Biograph films were usually one minute in length, though much longer films were made of some boxing matches. They were gathered together in programmes of twenty minutes or so to be shown in variety theatres and music halls (there were no cinemas in the 1890s). The company gained much prestige for its films of the world, taken from American to China, and from Britain to South Africa, but there was another side to its output. For the peepshow Mutoscope the company produced risqué comedies with such titles such as The Amorous Guardsman, Wicked Willie and Why Marie blew out the light. These suggestive films, with their titillating scenarios, were the cause of much censorious comment, and the Mutoscope gained the popular soubriquet of ‘What the butler saw.’

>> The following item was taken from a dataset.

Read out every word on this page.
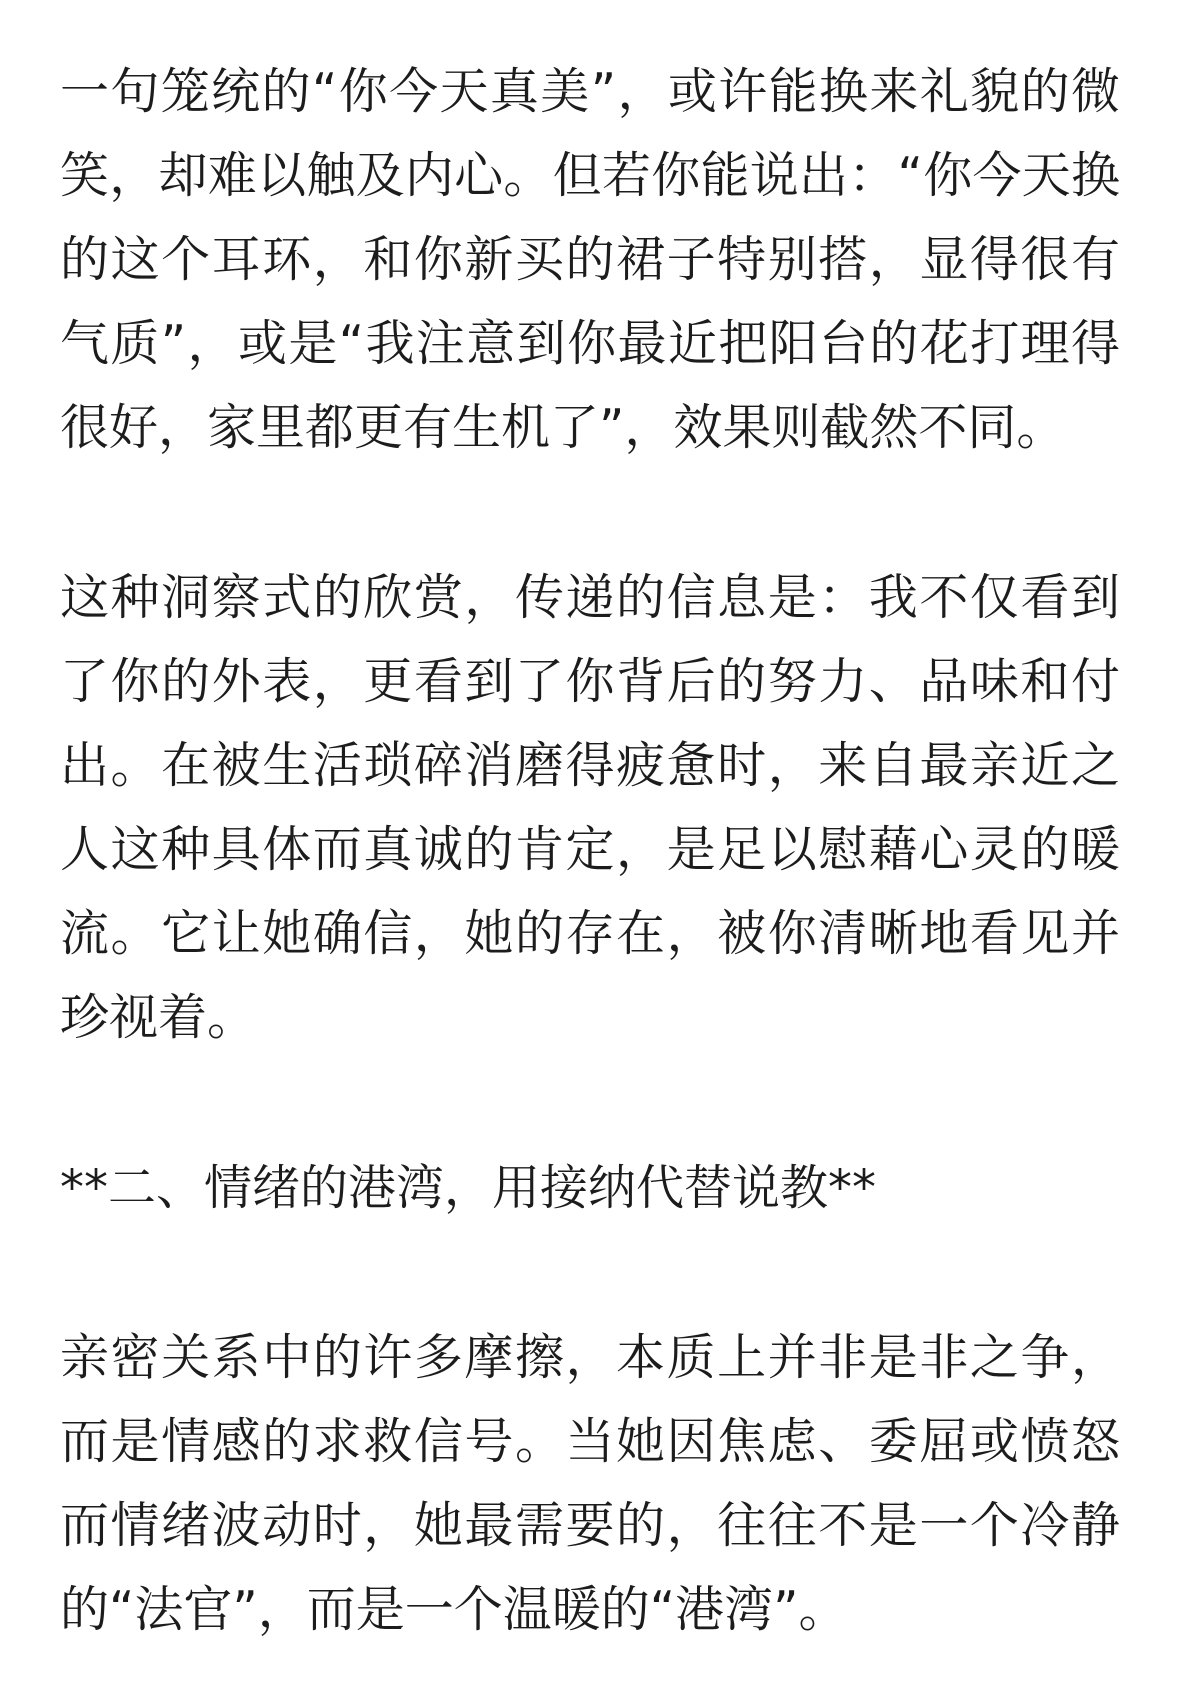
一句笼统的“你今天真美”，或许能换来礼貌的微笑，却难以触及内心。但若你能说出：“你今天换的这个耳环，和你新买的裙子特别搭，显得很有气质”，或是“我注意到你最近把阳台的花打理得很好，家里都更有生机了”，效果则截然不同。

这种洞察式的欣赏，传递的信息是：我不仅看到了你的外表，更看到了你背后的努力、品味和付出。在被生活琐碎消磨得疲惫时，来自最亲近之人这种具体而真诚的肯定，是足以慰藉心灵的暖流。它让她确信，她的存在，被你清晰地看见并珍视着。

**二、情绪的港湾，用接纳代替说教**

亲密关系中的许多摩擦，本质上并非是非之争，而是情感的求救信号。当她因焦虑、委屈或愤怒而情绪波动时，她最需要的，往往不是一个冷静的“法官”，而是一个温暖的“港湾”。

Biograph expanded overseas, with branches appearing in Britain, France, Germany, Italy, India, the Netherlands and elsewhere. The chief filmmaker was Dickson, who joined the British Mutoscope and Biograph Company. Other camera operators included Eugène Lauste and his son Emile, Fred Ackerman, Frederick Armitage, Arthur Marvin and Billy Bitzer. In 1902 the American company abandoned 68mm film to concentrate on 35mm production, in line with the rest of the film business. The British company followed suit in 1903, but ceased film production completely soon after. American Biograph continued, finding new success with the director D.W. Griffith, but the large format spectacular films that left audiences awe-struck were no more. It was not until the 1990s that archives and film scholars began to rediscover the amazing legacy of Biograph, and only today with The Biograph Project that we can experience again the film wonder of 1896-1903 in the form in which the world first saw it.